A polícia civil e o Ministério Público do Paraná conquistaram mais um aliado no esforço de alcançar a pré-condenação dos médicos que comandavam a UTI do Hospital Evangélico de Curitiba, acusados de terem abreviado a morte de um número ainda incerto de pacientes. O novo aliado é a revista Veja, que em sua última edição (nº 2316) publica documentos que recebeu da polícia para mostrar a seus leitores “como funcionava a máquina de morte da UTI em Curitiba”. A única novidade que a revista acrescenta ao caso é a sua capacidade, já antiga, de substituir informação por adjetivos e retórica sensacionalista. Depoimentos de enfermeiros, cujo teor já havia sido revelado pela mídia em geral, são publicados por Veja como novidade e classificados como “estarrecedores” sobre a “repugnante máquina de execuções” instalada na UTI do Evangélico.

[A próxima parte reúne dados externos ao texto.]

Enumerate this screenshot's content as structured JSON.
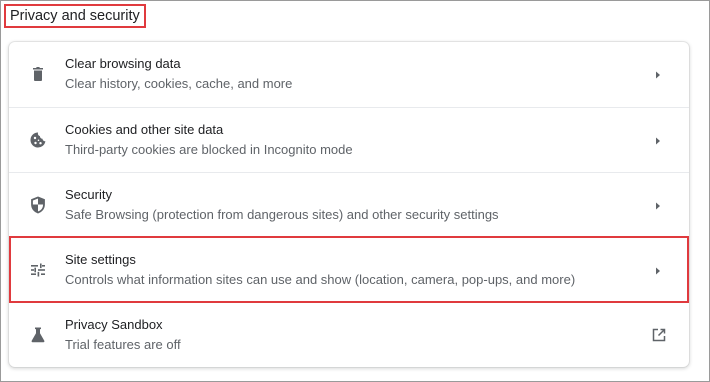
{
  "section": {
    "title": "Privacy and security"
  },
  "items": [
    {
      "title": "Clear browsing data",
      "subtitle": "Clear history, cookies, cache, and more",
      "icon": "trash-icon",
      "action_icon": "chevron-right-icon"
    },
    {
      "title": "Cookies and other site data",
      "subtitle": "Third-party cookies are blocked in Incognito mode",
      "icon": "cookie-icon",
      "action_icon": "chevron-right-icon"
    },
    {
      "title": "Security",
      "subtitle": "Safe Browsing (protection from dangerous sites) and other security settings",
      "icon": "shield-icon",
      "action_icon": "chevron-right-icon"
    },
    {
      "title": "Site settings",
      "subtitle": "Controls what information sites can use and show (location, camera, pop-ups, and more)",
      "icon": "tune-sliders-icon",
      "action_icon": "chevron-right-icon"
    },
    {
      "title": "Privacy Sandbox",
      "subtitle": "Trial features are off",
      "icon": "flask-icon",
      "action_icon": "open-in-new-icon"
    }
  ],
  "colors": {
    "highlight": "#e03a3e",
    "icon": "#5f6368",
    "title_text": "#202124",
    "subtitle_text": "#5f6368"
  }
}
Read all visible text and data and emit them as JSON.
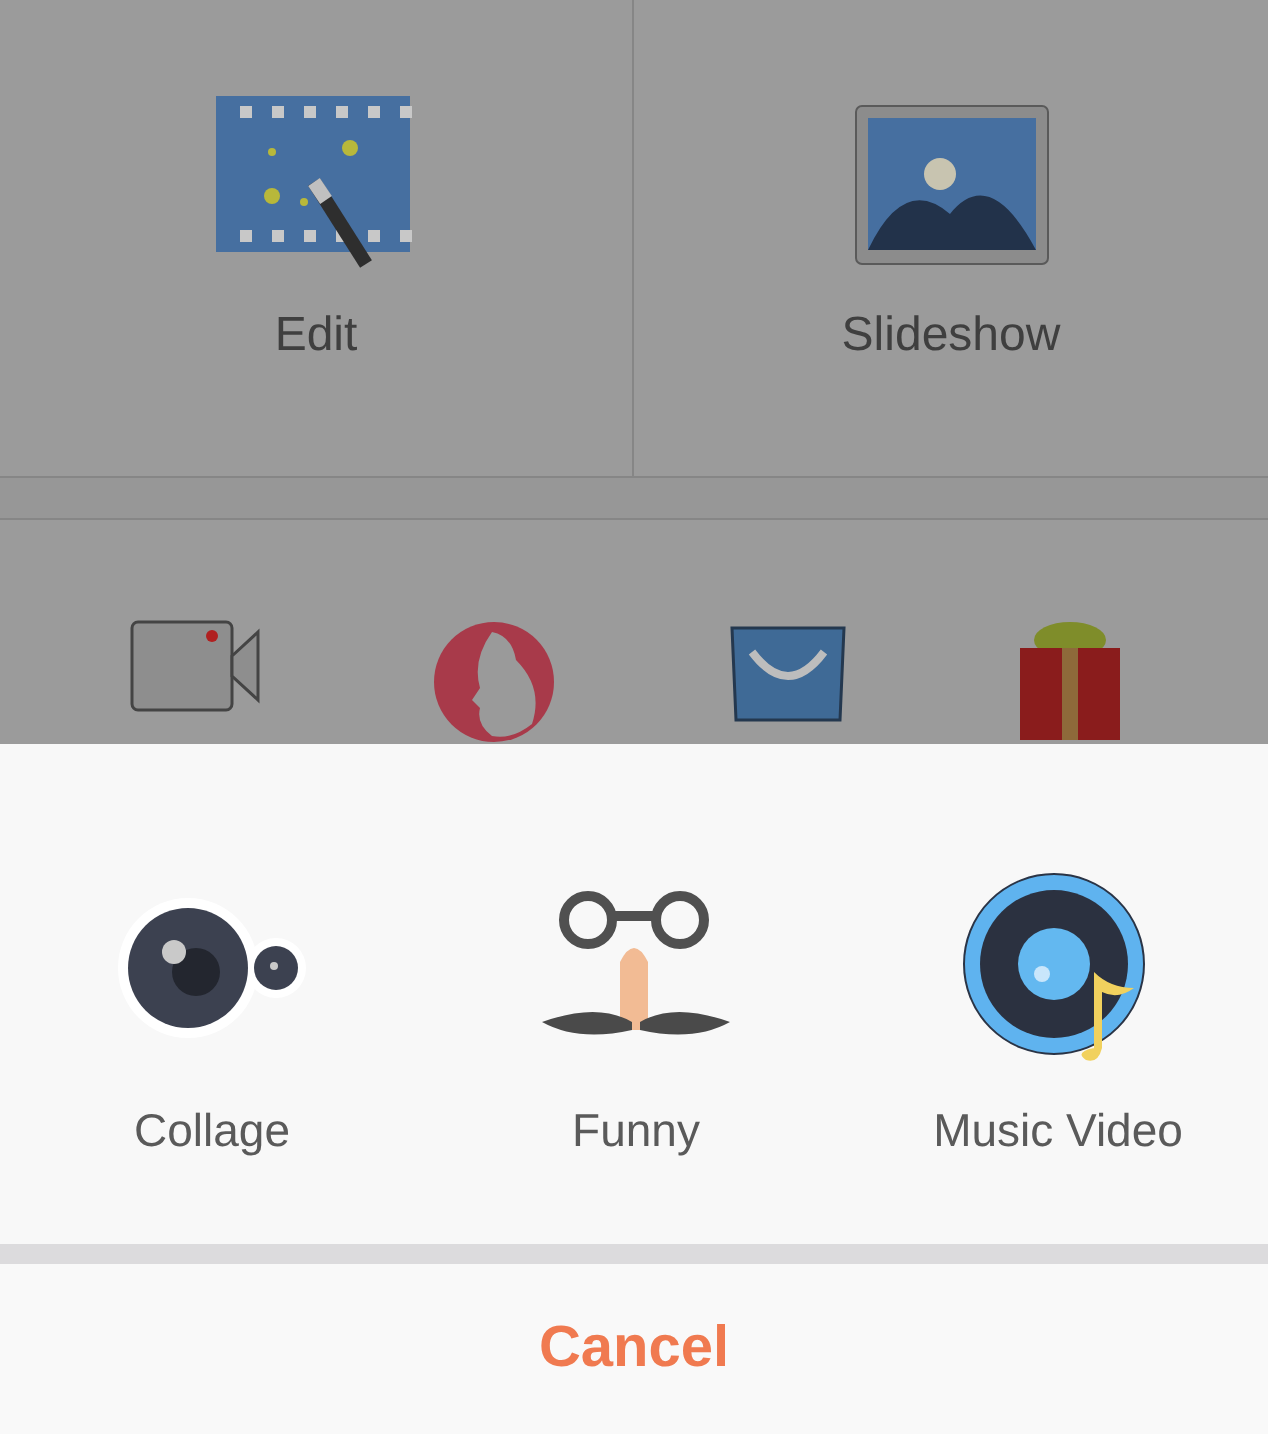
{
  "app": {
    "tiles": [
      {
        "label": "Edit",
        "kind": "edit"
      },
      {
        "label": "Slideshow",
        "kind": "slideshow"
      }
    ],
    "shortcuts": [
      {
        "kind": "camera"
      },
      {
        "kind": "portrait"
      },
      {
        "kind": "bag"
      },
      {
        "kind": "gift"
      }
    ]
  },
  "sheet": {
    "options": [
      {
        "label": "Collage",
        "kind": "collage"
      },
      {
        "label": "Funny",
        "kind": "funny"
      },
      {
        "label": "Music Video",
        "kind": "music"
      }
    ],
    "cancel": "Cancel"
  }
}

Veja cita frases que teriam sido pronunciadas pela médica Virgínia de Souza enquanto chefiava a UTI do hospital: “Aqui não existe Deus; quem decide quem vive e quem morre sou eu”. Quem lê a reportagem passa a acreditar que Veja seria capaz também de pronunciar frases um tanto quanto presunçosas: neste país não existe Justiça; quem condena uma pessoa pela prática de um crime é esta revista.

A pré-condenação perpetrada por Veja está baseada em dois tipos de documentos que lhe forneceu a polícia do Paraná: íntegra de depoimentos de enfermeiros que denunciaram a equipe médica que comandava a UTI do Evangélico de haver abreviado a morte de pacientes atendidos pelo SUS para abertura de vagas a pacientes atendidos pelos convênios particulares; e cópia de 21 prontuários de pacientes que foram a óbito.

Gesto de humanidade

A história que mereceu mais destaque foi contada por uma das enfermeiras – “que não quer se identificar por temer represálias”. Em meados de 2010, segundo esse relato, a médica-chefe da UTI, Virgínia de Souza, alertou sua equipe de que um acidente de trânsito havia feito várias vítimas e que todos se preparassem para recebê-las. Uma das enfermeiras alertou que os 14 leitos da UTI estavam ocupados. Virgínia de Souza respondeu que as vagas seriam criadas. Em menos de meia hora, seis pacientes da UTI foram a óbito.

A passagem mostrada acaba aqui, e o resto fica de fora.